The Act of Normality and A Shield
Maybe the point is what one academic refers to the "performance of ordinariness", invoking the suit's historical role as a uniform of political power. Mamdani's particular choice leverages a deliberate understatement, neither shabby nor showy—"conforming to norms" in an unobtrusive suit—to help him appeal to as many voters as possible. However, some think Mamdani would be cognizant of the suit's historical and imperial legacy: "This attire isn't apolitical; historians have long noted that its modern roots lie in military or colonial administration." It is also seen as a form of protective armor: "I think if you're from a minority background, you might not get taken as seriously in these white spaces." The suit becomes a way of signaling credibility, perhaps especially to those who might doubt it.
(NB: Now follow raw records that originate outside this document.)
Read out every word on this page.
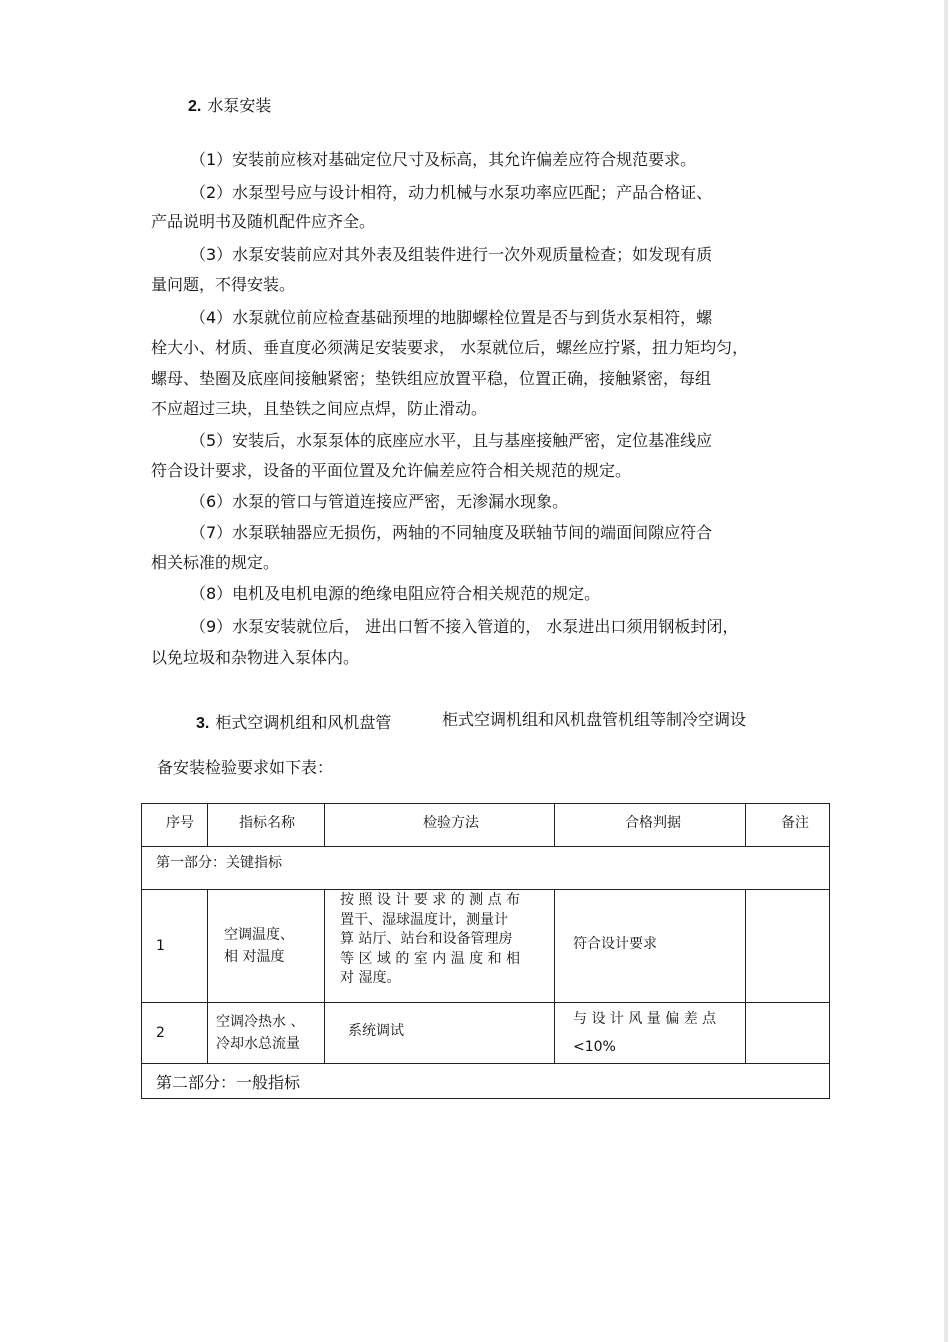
2. 水泵安装
（1）安装前应核对基础定位尺寸及标高，其允许偏差应符合规范要求。
（2）水泵型号应与设计相符，动力机械与水泵功率应匹配；产品合格证、
产品说明书及随机配件应齐全。
（3）水泵安装前应对其外表及组装件进行一次外观质量检查；如发现有质
量问题，不得安装。
（4）水泵就位前应检查基础预埋的地脚螺栓位置是否与到货水泵相符，螺
栓大小、材质、垂直度必须满足安装要求， 水泵就位后，螺丝应拧紧，扭力矩均匀，
螺母、垫圈及底座间接触紧密；垫铁组应放置平稳，位置正确，接触紧密，每组
不应超过三块，且垫铁之间应点焊，防止滑动。
（5）安装后，水泵泵体的底座应水平，且与基座接触严密，定位基准线应
符合设计要求，设备的平面位置及允许偏差应符合相关规范的规定。
（6）水泵的管口与管道连接应严密，无渗漏水现象。
（7）水泵联轴器应无损伤，两轴的不同轴度及联轴节间的端面间隙应符合
相关标准的规定。
（8）电机及电机电源的绝缘电阻应符合相关规范的规定。
（9）水泵安装就位后， 进出口暂不接入管道的， 水泵进出口须用钢板封闭，
以免垃圾和杂物进入泵体内。
3. 柜式空调机组和风机盘管	柜式空调机组和风机盘管机组等制冷空调设
备安装检验要求如下表：
序号	指标名称	检验方法	合格判据	备注

第一部分：关键指标				

1	空调温度、
相 对温度	按 照 设 计 要 求 的 测 点 布
置干、湿球温度计，测量计
算 站厅、站台和设备管理房
等 区 域 的 室 内 温 度 和 相
对 湿度。	符合设计要求	

2	空调冷热水 、
冷却水总流量	系统调试	与 设 计 风 量 偏 差 点
<10%	

第二部分：一般指标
Such sartorial "code-switching" is not a new phenomenon. Indeed historical leaders once wore formal Western attire during their early years. Currently, certain world leaders have begun swapping their usual military wear for a black suit, albeit one without the tie.
"In every seam and stitch of Mamdani's public persona, the tension between belonging and otherness is visible."
The suit Mamdani chooses is highly significant. "Being the son of immigrants of South Asian heritage and a democratic socialist, he is under scrutiny to meet what many American voters look for as a marker of leadership," says one expert, while simultaneously needing to walk a tightrope by "avoiding the appearance of an elitist selling out his distinctive roots and values."
Yet there is an sharp awareness of the double standards applied to suit-wearers and what is interpreted from it. "That may come in part from Mamdani being a millennial, able to adopt different personas to fit the situation, but it may also be part of his multicultural background, where adapting between languages, traditions and clothing styles is common," commentators note. "Some individuals can remain unnoticed," but when women and ethnic minorities "attempt to gain the power that suits represent," they must carefully negotiate the expectations associated with them.
In every seam of Mamdani's public persona, the tension between somewhere and nowhere, inclusion and exclusion, is evident. I know well the discomfort of trying to fit into something not designed with me in mind, be it an cultural expectation, the culture I was born into, or even a suit. What Mamdani's style decisions make evident, however, is that in public life, image is never without meaning.